Кто-то сказал, что истинное удовольствие дарят лишь любовь и путешествия… Я согласен. Главное – не потерять вкус к жизни.
Яма с тиграми где-то на доминиканском острове в шоу «Форд Боярд» – этого мне не забыть никогда. Такие моменты дорогого стоят. О том эпизоде я оставил себе вещественное напоминание. Когда испытание было пройдено, из сундука посыпались монетки. Я привез несколько штук в Москву. Все раздал как презент, а одну оставил себе. Жена Люба и дочь Оля придумали сделать из нее амулет, мои девчонки вообще горазды на сюрпризы. Отдали монету ювелиру – это наш друг и сосед Андрей. И Андрюша мне к семидесятилетию сделал из нее подвеску: вставил семь бриллиантов, позолотил, просверлил дырочку. Ношу на шее, это мой счастливый талисман.

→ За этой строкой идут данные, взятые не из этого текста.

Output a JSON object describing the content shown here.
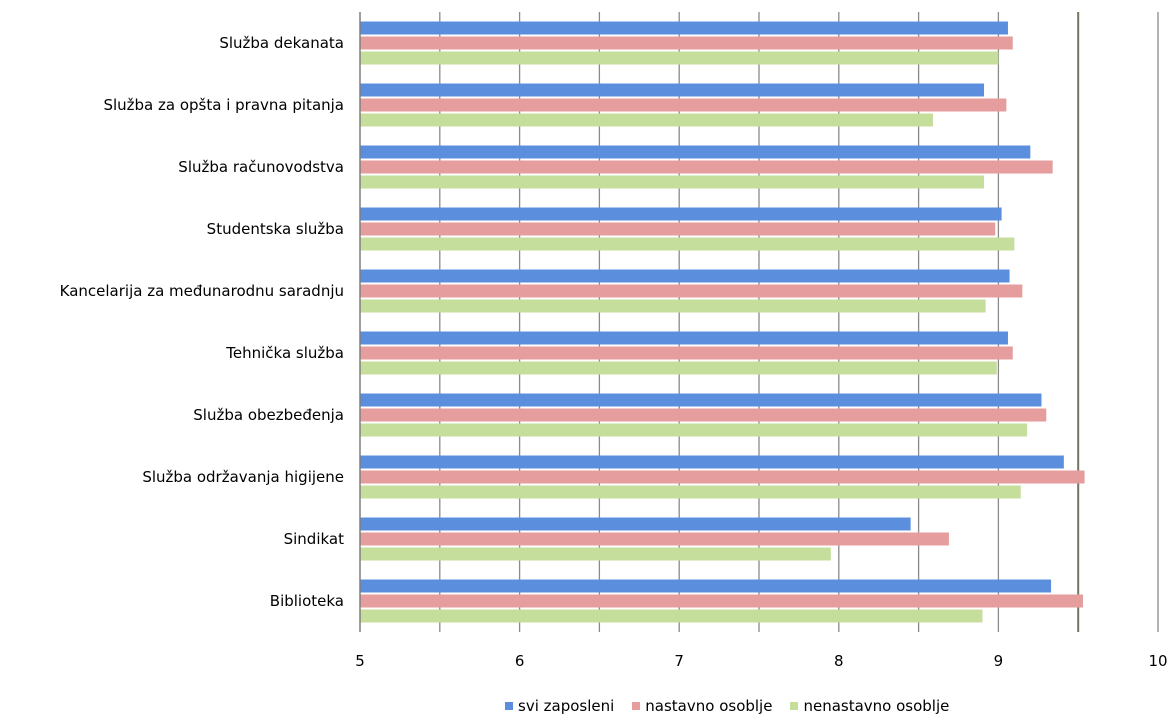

Но, понятно, что счастье никакими амулетами не приманишь – не удержишь. Я думаю, наше счастье зависит от наших привычек. А что, если вдуматься, так и есть. Я вот – не курю, если выпью, то – бокал хорошего вина или шампанского, вечерами, из года в год – теннисный корт, тренажерный зал, парная и бассейн. Дома – любимая женщина и уют, который может создать только, повторюсь, любимая женщина. Две дочки у меня: Маша – моя и Оля – Любина от первого брака, шестеро внучат… Работа…
Бог его знает, в чем оно – счастье… Наверное, в умении ценить каждый отведенный нам день. Да так ценить, как, скажем, в Доминикане, на шоу «Последний герой», голодный до одури, я с ребятами смаковал два куска рыбы на восемь ртов.

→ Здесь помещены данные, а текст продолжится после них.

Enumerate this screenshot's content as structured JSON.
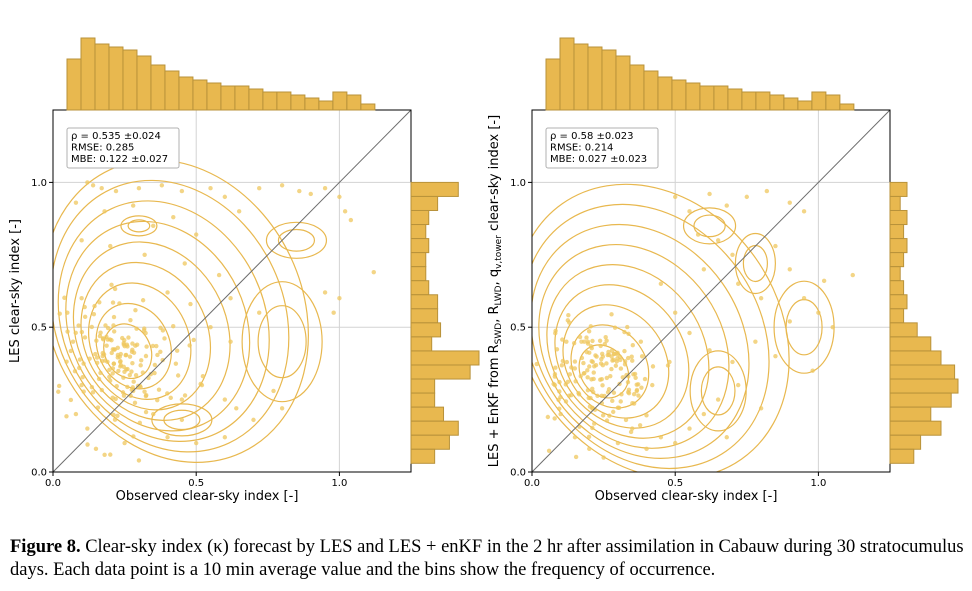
{
  "colors": {
    "accent": "#e8b84f",
    "accent_edge": "#b8923a",
    "point": "#efc75e",
    "axis": "#000000",
    "grid": "#d3d3d3",
    "diagonal": "#6d6d6d"
  },
  "caption": {
    "label": "Figure 8.",
    "text": "Clear-sky index (κ) forecast by LES and LES + enKF in the 2 hr after assimilation in Cabauw during 30 stratocumulus days. Each data point is a 10 min average value and the bins show the frequency of occurrence."
  },
  "chart_data": [
    {
      "type": "scatter",
      "panel": "left",
      "xlabel": "Observed clear-sky index [-]",
      "ylabel": "LES clear-sky index [-]",
      "xlim": [
        0,
        1.25
      ],
      "ylim": [
        0,
        1.25
      ],
      "xticks": [
        "0.0",
        "0.5",
        "1.0"
      ],
      "yticks": [
        "0.0",
        "0.5",
        "1.0"
      ],
      "grid": true,
      "stats": [
        "ρ = 0.535 ±0.024",
        "RMSE: 0.285",
        "MBE: 0.122 ±0.027"
      ],
      "stats_placement": "top-left",
      "one_to_one_line": true,
      "cluster": {
        "center": [
          0.24,
          0.4
        ],
        "spread": [
          0.1,
          0.11
        ],
        "points": 170
      },
      "points": [
        [
          0.12,
          1.0
        ],
        [
          0.14,
          0.99
        ],
        [
          0.17,
          0.98
        ],
        [
          0.22,
          0.97
        ],
        [
          0.3,
          0.98
        ],
        [
          0.38,
          0.99
        ],
        [
          0.45,
          0.97
        ],
        [
          0.55,
          0.98
        ],
        [
          0.6,
          0.95
        ],
        [
          0.72,
          0.98
        ],
        [
          0.8,
          0.99
        ],
        [
          0.86,
          0.97
        ],
        [
          0.9,
          0.96
        ],
        [
          0.95,
          0.98
        ],
        [
          1.0,
          0.95
        ],
        [
          0.08,
          0.93
        ],
        [
          0.18,
          0.9
        ],
        [
          0.28,
          0.92
        ],
        [
          0.42,
          0.88
        ],
        [
          0.35,
          0.85
        ],
        [
          0.5,
          0.82
        ],
        [
          0.65,
          0.9
        ],
        [
          1.02,
          0.9
        ],
        [
          1.04,
          0.87
        ],
        [
          0.1,
          0.8
        ],
        [
          0.2,
          0.78
        ],
        [
          0.32,
          0.75
        ],
        [
          0.46,
          0.72
        ],
        [
          0.58,
          0.68
        ],
        [
          0.62,
          0.6
        ],
        [
          0.72,
          0.55
        ],
        [
          0.95,
          0.62
        ],
        [
          1.12,
          0.69
        ],
        [
          1.0,
          0.6
        ],
        [
          0.98,
          0.55
        ],
        [
          0.55,
          0.5
        ],
        [
          0.62,
          0.45
        ],
        [
          0.48,
          0.58
        ],
        [
          0.4,
          0.62
        ],
        [
          0.45,
          0.25
        ],
        [
          0.52,
          0.3
        ],
        [
          0.6,
          0.25
        ],
        [
          0.64,
          0.22
        ],
        [
          0.7,
          0.18
        ],
        [
          0.8,
          0.22
        ],
        [
          0.77,
          0.28
        ],
        [
          0.6,
          0.12
        ],
        [
          0.5,
          0.1
        ],
        [
          0.4,
          0.12
        ],
        [
          0.45,
          0.18
        ],
        [
          0.15,
          0.08
        ],
        [
          0.2,
          0.06
        ],
        [
          0.25,
          0.1
        ],
        [
          0.3,
          0.04
        ],
        [
          0.12,
          0.15
        ],
        [
          0.35,
          0.2
        ],
        [
          0.28,
          0.28
        ],
        [
          0.08,
          0.2
        ],
        [
          0.1,
          0.3
        ],
        [
          0.07,
          0.45
        ],
        [
          0.05,
          0.55
        ],
        [
          0.1,
          0.6
        ]
      ],
      "contour_levels": 9,
      "hist_top": [
        17,
        24,
        22,
        21,
        20,
        18,
        15,
        13,
        11,
        10,
        9,
        8,
        8,
        7,
        6,
        6,
        5,
        4,
        3,
        6,
        5,
        2
      ],
      "hist_right": [
        16,
        9,
        6,
        5,
        6,
        5,
        5,
        6,
        9,
        9,
        10,
        7,
        23,
        20,
        8,
        8,
        11,
        16,
        13,
        8
      ]
    },
    {
      "type": "scatter",
      "panel": "right",
      "xlabel": "Observed clear-sky index [-]",
      "ylabel": "LES + EnKF from RSWD, RLWD, qv,tower clear-sky index [-]",
      "ylabel_parts": {
        "prefix": "LES + EnKF from R",
        "sub1": "SWD",
        "sep1": ", R",
        "sub2": "LWD",
        "sep2": ", q",
        "sub3": "v,tower",
        "suffix": " clear-sky index [-]"
      },
      "xlim": [
        0,
        1.25
      ],
      "ylim": [
        0,
        1.25
      ],
      "xticks": [
        "0.0",
        "0.5",
        "1.0"
      ],
      "yticks": [
        "0.0",
        "0.5",
        "1.0"
      ],
      "grid": true,
      "stats": [
        "ρ = 0.58 ±0.023",
        "RMSE: 0.214",
        "MBE: 0.027 ±0.023"
      ],
      "stats_placement": "top-left",
      "one_to_one_line": true,
      "cluster": {
        "center": [
          0.23,
          0.33
        ],
        "spread": [
          0.09,
          0.09
        ],
        "points": 170
      },
      "points": [
        [
          0.5,
          0.95
        ],
        [
          0.55,
          0.9
        ],
        [
          0.62,
          0.96
        ],
        [
          0.68,
          0.92
        ],
        [
          0.75,
          0.95
        ],
        [
          0.82,
          0.97
        ],
        [
          0.9,
          0.93
        ],
        [
          0.95,
          0.9
        ],
        [
          0.58,
          0.82
        ],
        [
          0.65,
          0.8
        ],
        [
          0.7,
          0.75
        ],
        [
          0.85,
          0.78
        ],
        [
          0.9,
          0.7
        ],
        [
          1.02,
          0.66
        ],
        [
          1.12,
          0.68
        ],
        [
          0.95,
          0.6
        ],
        [
          1.0,
          0.55
        ],
        [
          1.05,
          0.5
        ],
        [
          0.9,
          0.52
        ],
        [
          0.8,
          0.6
        ],
        [
          0.72,
          0.65
        ],
        [
          0.6,
          0.7
        ],
        [
          0.45,
          0.65
        ],
        [
          0.5,
          0.55
        ],
        [
          0.55,
          0.48
        ],
        [
          0.62,
          0.42
        ],
        [
          0.7,
          0.38
        ],
        [
          0.72,
          0.3
        ],
        [
          0.65,
          0.25
        ],
        [
          0.6,
          0.2
        ],
        [
          0.55,
          0.15
        ],
        [
          0.5,
          0.1
        ],
        [
          0.45,
          0.12
        ],
        [
          0.4,
          0.08
        ],
        [
          0.35,
          0.15
        ],
        [
          0.3,
          0.1
        ],
        [
          0.25,
          0.05
        ],
        [
          0.2,
          0.08
        ],
        [
          0.15,
          0.12
        ],
        [
          0.1,
          0.2
        ],
        [
          0.08,
          0.3
        ],
        [
          0.12,
          0.45
        ],
        [
          0.42,
          0.3
        ],
        [
          0.48,
          0.38
        ],
        [
          0.38,
          0.45
        ],
        [
          0.78,
          0.45
        ],
        [
          0.85,
          0.4
        ],
        [
          0.8,
          0.22
        ],
        [
          0.68,
          0.12
        ],
        [
          0.98,
          0.35
        ]
      ],
      "contour_levels": 9,
      "hist_top": [
        17,
        24,
        22,
        21,
        20,
        18,
        15,
        13,
        11,
        10,
        9,
        8,
        8,
        7,
        6,
        6,
        5,
        4,
        3,
        6,
        5,
        2
      ],
      "hist_right": [
        5,
        3,
        5,
        4,
        5,
        4,
        3,
        4,
        5,
        4,
        8,
        12,
        15,
        19,
        20,
        18,
        12,
        15,
        9,
        7
      ]
    }
  ]
}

Семьдесят уже, а до сих пор ловлю себя на мысли, что чувствую, как семилетний пацан…
…Мне было семь, когда отец подарил самокат. Что такое – самокат для послевоенного мальчишки – это надо знать! И что такое – Москва тех лет, когда на самокате я доезжал с площади Пушкина до Трубной! Там бабушка работала поварихой в столовой и обязательно украдкой угощала меня сахаром. Сахар давали и в детсаду. Но мне всегда хотелось отвезти полученный кусок отцу в Сокольники. Он часто лежал там в больнице, прожил чуть больше пятидесяти…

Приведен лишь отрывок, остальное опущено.